Cidade do sol… Sim, muito sol, muito calor. E isto tudo foi no “inverno”! Tanto sol, tanto calor, que as janelas envidraçadas são facultativas, podem ser apenas um rectângulo numa parede, tapado (ou não) por uma portada em madeira às ripinhas. Tanto arejamento que fica difícil de escapar aos animais e insectos que por aí se passeiam. Sobretudo os mosquitos, que se banqueteiam de noite com uma Alfacinha besuntada de repelente.
Foi assim que durante dez semanas a Alfacinha acordou ainda peganhenta do repelente, com picadas de mosquito apesar do dito. Foi assim que durante dez semanas ela se levantou da cama e abriu a janela já aberta. Que saiu de casa para o Instituto, pela Roberto Freire, sempre a tentar contar os shoppings por que passava e a analisar o andamento das obras nos prédios.
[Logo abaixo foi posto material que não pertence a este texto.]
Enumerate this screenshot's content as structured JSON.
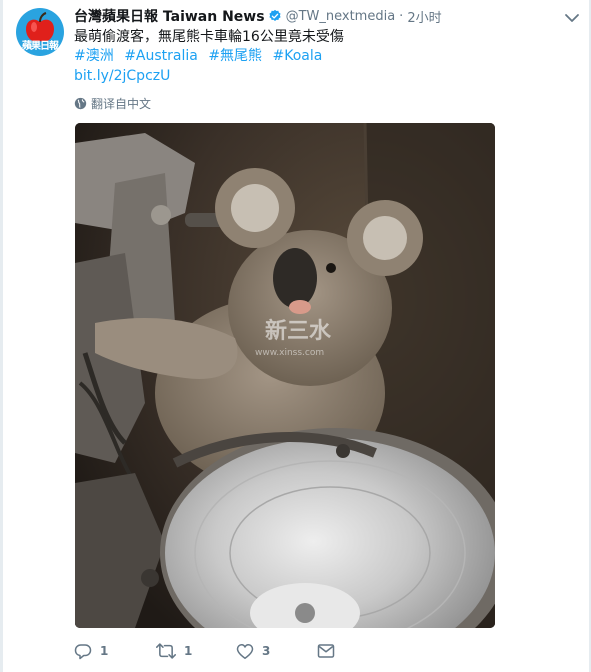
{
  "tweet": {
    "author_name": "台灣蘋果日報 Taiwan News",
    "handle": "@TW_nextmedia",
    "separator": "·",
    "time": "2小时",
    "text": "最萌偷渡客，無尾熊卡車輪16公里竟未受傷",
    "hashtags": [
      "#澳洲",
      "#Australia",
      "#無尾熊",
      "#Koala"
    ],
    "link": "bit.ly/2jCpczU",
    "translate_label": "翻译自中文",
    "avatar_text": "蘋果日報",
    "media_watermark": "新三水",
    "media_watermark_url": "www.xinss.com"
  },
  "actions": {
    "reply_count": "1",
    "retweet_count": "1",
    "like_count": "3"
  },
  "colors": {
    "link": "#1da1f2",
    "muted": "#657786",
    "text": "#14171a",
    "avatar_bg": "#2aa3e0",
    "apple_red": "#e0201b"
  },
  "icons": [
    "verified-badge-icon",
    "caret-down-icon",
    "globe-icon",
    "reply-icon",
    "retweet-icon",
    "like-icon",
    "direct-message-icon"
  ]
}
De vez em quando cruzava-se no caminho com uma charrette puxada por cavalos e não deixava de sorrir.

Tirada da janela do ônibus, na Avenida Roberto Freire...


Nas ruas mais estreitas, adorava ver senhoras a andar nos passeios irregulares, sobretudo quando de saltos altos. Adorava ir antecipando o caminho do carro ou do ônibus, de forma a fazer um pouco suas estas ruas e esta cidade tão nova e diferente do que conhecia. Quando apanhava o ônibus, o desafio era fazer todo o percurso sem nenhum contratempo, desafio nunca concretizado. E quando andava a pé, o desafio era andar em linha recta o máximo possível, desafio igualmente difícil. E sempre que chegava à rua do Instituto, procurava uma placa indicando o nome da rua. Nunca encontrou.
Where the streets have no name…

Tirada de um 13º andar, do bairro de Capim Macio, numa manhã pós-vampiresca...


Praia de Ponta Negra.

2 comentários:

F. disse...

=)é tudo verdade. Eu vi.

P. disse...

Que relato fabuloso. Parece que consigo ver as ruas a desfilarem à frente dos meus olhos!